Une charte éditoriale ne se décrète pas un matin. Elle se construit par soustraction, en disant d’abord tout ce qu’on ne fera pas. Récit de la fabrication de la voix d’Oblique.
Au commencement, il n’y avait pas de règle. Il y avait une gêne. Celle de lire, partout, les mêmes phrases sur les mêmes sujets, écrites le même jour que l’événement, avec la même urgence et le même oubli le lendemain. Le luxe parlait beaucoup et disait peu. Avant d’écrire une ligne, il a fallu nommer cette gêne. Une voix commence toujours par un inconfort que l’on refuse de taire.
La première décision d’Oblique ne fut pas un sujet, mais un refus. Ne pas commenter à chaud. Laisser passer deux à six semaines entre le fait et sa lecture, le temps que l’écume retombe et que la forme apparaisse. Nous l’avons appelée la règle du décalage. Elle n’est pas une coquetterie : c’est la condition pour voir ce que la vitesse empêche de voir. On ne pense pas en même temps qu’on réagit.
Une charte ne dit pas ce qu’il faut écrire. Elle dit ce qu’on s’interdit, et c’est là qu’elle libère.
Vint ensuite la structure. Quatre rubriques, pas une de plus. Regard pour relire un geste, Signal pour lire un chiffre, Territoire pour suivre un lieu, Atelier pour montrer la fabrication. Chaque texte devait tenir dans l’une d’elles ou ne pas exister. La contrainte paraît sévère. Elle est en réalité une libération : une fois le cadre posé, plus aucune énergie ne se perd à se demander ce qu’on est. On sait ce qu’on est, donc on peut écrire.
Nous avons aussi décrit la mécanique d’un texte. Une scène d’ouverture qui plante un décor concret. Un fait, puis un pivot qui le retourne. Un développement bâti sur une antithèse, la lecture rapide contre la lecture lente. Une chute qui tranche, et un aphorisme qui reste. Ce squelette n’étouffe pas l’auteur. Il le porte. Une forme partagée permet à plusieurs mains d’écrire la même voix sans se ressembler.
Le plus difficile fut d’écrire le ton. Un ton ne se définit pas par des adjectifs, il se montre par des exemples et surtout par des contre-exemples.
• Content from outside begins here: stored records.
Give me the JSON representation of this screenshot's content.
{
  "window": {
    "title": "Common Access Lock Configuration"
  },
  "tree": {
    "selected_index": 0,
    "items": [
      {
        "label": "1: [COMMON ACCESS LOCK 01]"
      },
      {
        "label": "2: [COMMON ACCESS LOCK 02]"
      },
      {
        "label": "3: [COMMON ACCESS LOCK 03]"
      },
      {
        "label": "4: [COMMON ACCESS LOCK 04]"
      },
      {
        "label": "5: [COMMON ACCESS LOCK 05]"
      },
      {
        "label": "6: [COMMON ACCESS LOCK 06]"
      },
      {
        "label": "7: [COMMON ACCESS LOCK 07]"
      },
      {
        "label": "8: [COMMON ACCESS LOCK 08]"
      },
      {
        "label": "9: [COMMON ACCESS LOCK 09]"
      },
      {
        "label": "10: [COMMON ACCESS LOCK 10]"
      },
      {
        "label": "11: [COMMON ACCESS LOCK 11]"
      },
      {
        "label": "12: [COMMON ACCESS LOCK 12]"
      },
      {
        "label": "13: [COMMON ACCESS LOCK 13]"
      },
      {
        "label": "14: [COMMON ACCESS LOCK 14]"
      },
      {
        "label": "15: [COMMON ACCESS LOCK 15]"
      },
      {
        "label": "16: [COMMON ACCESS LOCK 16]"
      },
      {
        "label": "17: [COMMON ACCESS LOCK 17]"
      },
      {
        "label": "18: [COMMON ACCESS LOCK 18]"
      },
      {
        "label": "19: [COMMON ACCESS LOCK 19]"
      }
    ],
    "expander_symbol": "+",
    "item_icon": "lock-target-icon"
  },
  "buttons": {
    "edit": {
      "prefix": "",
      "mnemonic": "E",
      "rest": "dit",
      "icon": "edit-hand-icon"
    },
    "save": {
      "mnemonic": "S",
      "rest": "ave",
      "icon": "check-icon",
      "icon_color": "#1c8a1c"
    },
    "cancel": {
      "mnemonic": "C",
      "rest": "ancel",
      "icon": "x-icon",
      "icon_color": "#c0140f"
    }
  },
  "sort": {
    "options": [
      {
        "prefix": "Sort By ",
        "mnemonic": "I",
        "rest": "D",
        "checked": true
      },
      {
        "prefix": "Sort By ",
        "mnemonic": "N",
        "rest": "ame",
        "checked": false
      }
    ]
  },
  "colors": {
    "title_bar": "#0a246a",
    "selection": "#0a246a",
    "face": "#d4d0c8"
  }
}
Nous avons donc écrit, à côté de chaque principe, la phrase à ne jamais écrire. Pas de superlatif vendeur. Pas d’exclamation. Pas de connivence avec le lecteur. La voix d’Oblique s’est dessinée en creux, dans la liste de ce qu’elle refusait de devenir.
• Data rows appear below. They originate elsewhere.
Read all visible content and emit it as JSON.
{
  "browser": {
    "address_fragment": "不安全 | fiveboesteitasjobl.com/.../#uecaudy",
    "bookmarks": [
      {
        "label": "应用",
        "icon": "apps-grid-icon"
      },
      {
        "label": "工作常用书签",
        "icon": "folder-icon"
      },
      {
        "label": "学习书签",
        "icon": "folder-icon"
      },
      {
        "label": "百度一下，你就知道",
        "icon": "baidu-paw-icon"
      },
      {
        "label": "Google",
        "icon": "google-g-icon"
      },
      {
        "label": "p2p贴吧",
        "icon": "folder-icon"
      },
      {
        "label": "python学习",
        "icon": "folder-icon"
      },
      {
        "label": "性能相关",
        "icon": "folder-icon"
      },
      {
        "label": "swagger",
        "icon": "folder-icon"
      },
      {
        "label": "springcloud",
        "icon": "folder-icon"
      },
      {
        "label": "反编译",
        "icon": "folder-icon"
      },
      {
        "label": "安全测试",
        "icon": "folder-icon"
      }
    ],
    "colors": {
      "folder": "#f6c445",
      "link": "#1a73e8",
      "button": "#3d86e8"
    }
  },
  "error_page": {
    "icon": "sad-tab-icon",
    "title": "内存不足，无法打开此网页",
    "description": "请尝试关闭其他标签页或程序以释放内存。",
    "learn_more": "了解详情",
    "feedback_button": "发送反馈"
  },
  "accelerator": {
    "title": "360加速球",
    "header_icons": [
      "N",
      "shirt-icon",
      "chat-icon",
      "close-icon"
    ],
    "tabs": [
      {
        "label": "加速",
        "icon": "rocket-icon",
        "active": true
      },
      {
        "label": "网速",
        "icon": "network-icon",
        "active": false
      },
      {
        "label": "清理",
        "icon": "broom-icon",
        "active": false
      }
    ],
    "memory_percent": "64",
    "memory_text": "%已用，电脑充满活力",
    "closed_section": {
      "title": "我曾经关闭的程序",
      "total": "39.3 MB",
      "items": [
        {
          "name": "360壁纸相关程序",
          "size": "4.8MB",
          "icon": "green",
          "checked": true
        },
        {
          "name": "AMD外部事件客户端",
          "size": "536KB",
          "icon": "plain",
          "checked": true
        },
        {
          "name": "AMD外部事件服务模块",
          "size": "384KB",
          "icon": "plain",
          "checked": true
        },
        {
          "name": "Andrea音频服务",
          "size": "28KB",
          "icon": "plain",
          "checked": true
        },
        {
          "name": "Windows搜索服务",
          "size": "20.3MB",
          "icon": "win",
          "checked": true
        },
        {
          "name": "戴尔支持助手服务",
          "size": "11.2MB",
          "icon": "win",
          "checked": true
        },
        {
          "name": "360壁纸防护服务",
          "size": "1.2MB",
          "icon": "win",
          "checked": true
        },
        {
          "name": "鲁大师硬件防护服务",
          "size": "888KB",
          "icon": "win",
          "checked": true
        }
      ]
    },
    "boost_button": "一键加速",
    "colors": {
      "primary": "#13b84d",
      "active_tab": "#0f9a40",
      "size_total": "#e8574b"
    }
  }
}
Reste la question qui justifie tout le reste. Pourquoi documenter une voix au lieu de simplement l’avoir ? Parce qu’une voix qui n’existe que dans la tête de celui qui l’a inventée meurt avec lui. La charte n’est pas un règlement intérieur. C’est un acte de transmission. Elle existe pour qu’un jour, quelqu’un qui n’était pas là au début puisse écrire Oblique sans trahir Oblique.
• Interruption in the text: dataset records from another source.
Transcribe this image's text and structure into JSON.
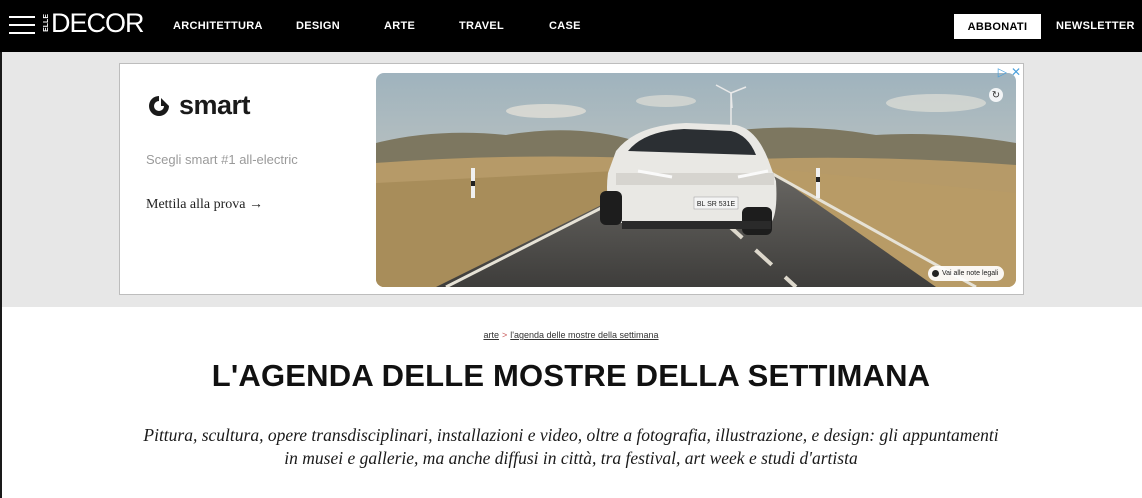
{
  "header": {
    "logo_prefix": "ELLE",
    "logo_text": "DECOR",
    "nav_items": [
      "ARCHITETTURA",
      "DESIGN",
      "ARTE",
      "TRAVEL",
      "CASE"
    ],
    "subscribe_label": "ABBONATI",
    "newsletter_label": "NEWSLETTER"
  },
  "ad": {
    "brand": "smart",
    "tagline": "Scegli smart #1 all-electric",
    "cta": "Mettila alla prova →",
    "legal_notes": "Vai alle note legali",
    "license_plate": "BL SR 531E",
    "icons": [
      "adchoices-icon",
      "close-icon",
      "replay-icon",
      "info-icon"
    ]
  },
  "article": {
    "breadcrumb_section": "arte",
    "breadcrumb_separator": ">",
    "breadcrumb_current": "l'agenda delle mostre della settimana",
    "title": "L'AGENDA DELLE MOSTRE DELLA SETTIMANA",
    "dek_line1": "Pittura, scultura, opere transdisciplinari, installazioni e video, oltre a fotografia, illustrazione, e design: gli appuntamenti",
    "dek_line2": "in musei e gallerie, ma anche diffusi in città, tra festival, art week e studi d'artista"
  },
  "colors": {
    "nav_bg": "#000000",
    "ad_band_bg": "#e7e7e7",
    "adchoices": "#4aa0dc"
  }
}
C’est en cela qu’une charte ressemble à une maison. Les maisons qui durent ne sont pas celles qui gardent un secret, mais celles qui ont su le rendre transmissible. Une voix relève du même art. Elle ne se protège pas en restant tacite. Elle se protège en s’écrivant assez clairement pour survivre à ses auteurs. Documenter, ce n’est pas figer. C’est confier.
Une voix éditoriale ne se reconnaît pas à ce qu’elle affirme. Elle se reconnaît à ce qu’elle a eu la discipline d’écrire noir sur blanc, pour pouvoir un jour s’en aller sans disparaître.
Une voix ne se décrète pas. Elle se documente, pour pouvoir se transmettre.